少し遅い朝食は、葉月が作ってくれた野菜とウインナーの入ったスープと、伊藤くんの買ってきてくれたパン、そして瀧内くんが葉月に教わって初めて作った少し焦げた目玉焼きだった。スープに入っていた玉ねぎは伊藤くんが皮を剥いて切ったらしい。
潤さんが早起きして炊いたごはんを朝から3杯も食べる伊藤くんと瀧内くんの食欲は、相変わらずすごいの一言に尽きる。
朝食が済んだあとは、コーヒーを飲んでひと息ついた。
「志織の荷物取りに行くの、午後からでええの?」
食器を下げながら葉月が尋ねると、潤さんが時計を見上げた。時刻はもうすぐ11時になろうとしている。
「朝食も遅かったことだし、これから行って来たらいいんじゃないか?」
「そうですねぇ。
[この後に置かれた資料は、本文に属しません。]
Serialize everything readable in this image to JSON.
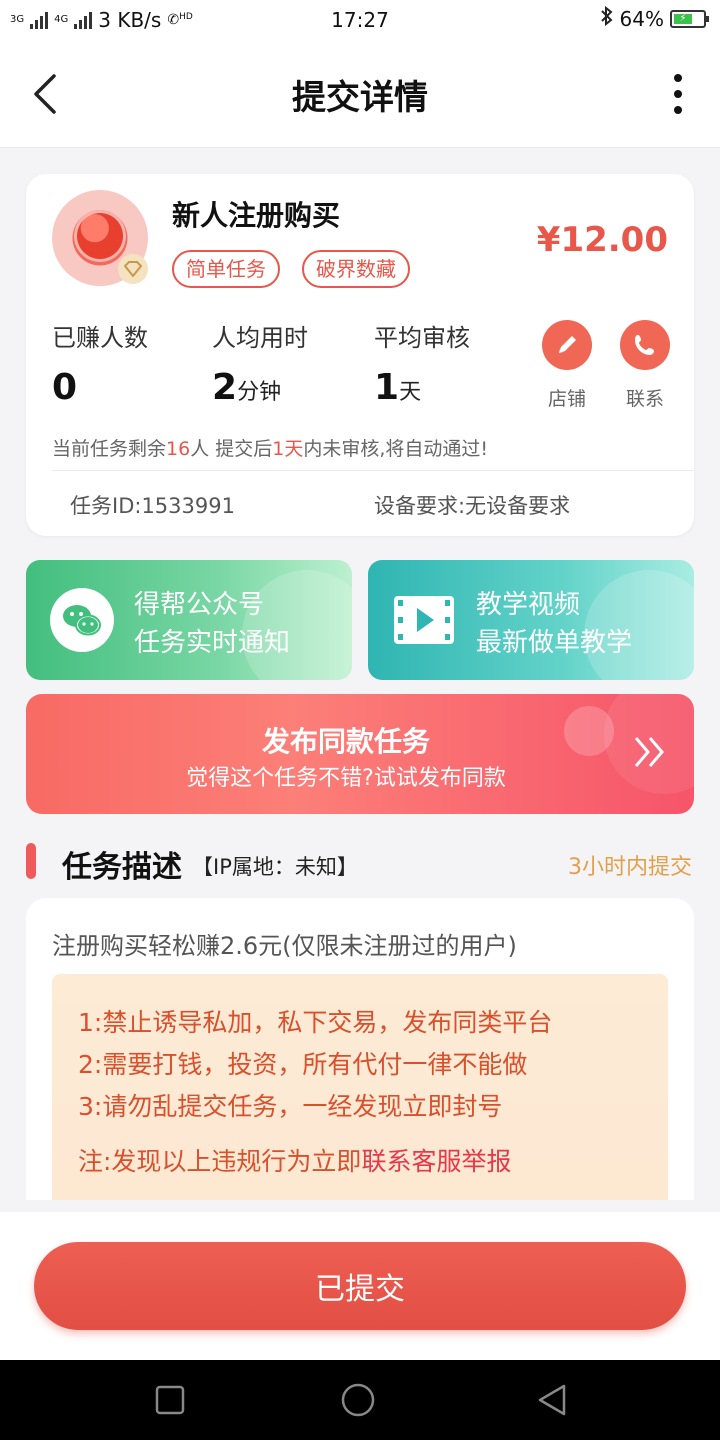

志織、これ済んだら用意して行こか」
葉月が腕まくりをして食器を洗おうとすると、潤さんが松葉杖をついてキッチンに向かう。
「それくらい俺がやっておくから」
「えっ、でも……」
「俺は両手使えるし、ボチボチやるから大丈夫。3人は志織のマンションに行ってやって」
潤さんは松葉杖を壁に立て掛けてシンクの前に立ち、食器洗い用のスポンジを手に取った。
「じゃあなるべく早く戻りますけど……無理せんといてくださいね。しんどかったら置いといてください、私があとでやりますんで」
「ありがとう、よろしく頼むな」
潤さんが食器を洗い始めると、葉月は私の方を振り返る。
「ほな志織、急いで出かける用意して、マンション行こか」
「うん」
私と葉月は2階の部屋で簡単に身支度を済ませ、マンションの鍵を持ってリビングに戻った。
その間、伊藤くんは風呂掃除をして、瀧内くんは布団を干していたらしい。おそらく潤さんに指示されたのだろう。
これまでは伊藤くんと瀧内くんの世話を焼いていた潤さんが、二人に少しでも生活力をつけさせようとしている様子は、まるでお父さんのようだ。
「それじゃ行きましょうか。潤さん、車借りますね」
「ああ、気を付けてな」
4人で潤さんの家を出て、瀧内くんの運転で私のマンションへ向かった。
「今日はとりあえず、すぐに使うものだけ運べばいいのか?」
助手席の伊藤くんが後ろを振り返って尋ねた。
「運ぶのはそれだけでいいと思うんだけど……部屋の状況を見て、今日中に引っ越し業者に電話して、早めに見積りに来てもらった方が良さそう」
「そうだなぁ……住むところはもう決まってるわけだし、早く引っ越し済ませて落ち着きたいよな」
私はマンションの火災を機に予定より早く引っ越すことになったけど、葉月はいつ頃自分の部屋を引き払うつもりなんだろう?
伊藤くんと葉月が結婚に向けて準備をしているのはなんとなく知っているけど、ふたりとも詳しいことはあまり話さないので、入籍する時期や挙式などの具体的なことを私は何も知らない。
最近冷やかされてばかりだから、たまには私もふたりのプライベートなことを根掘り葉掘り聞いて冷やかしてみたいと思う。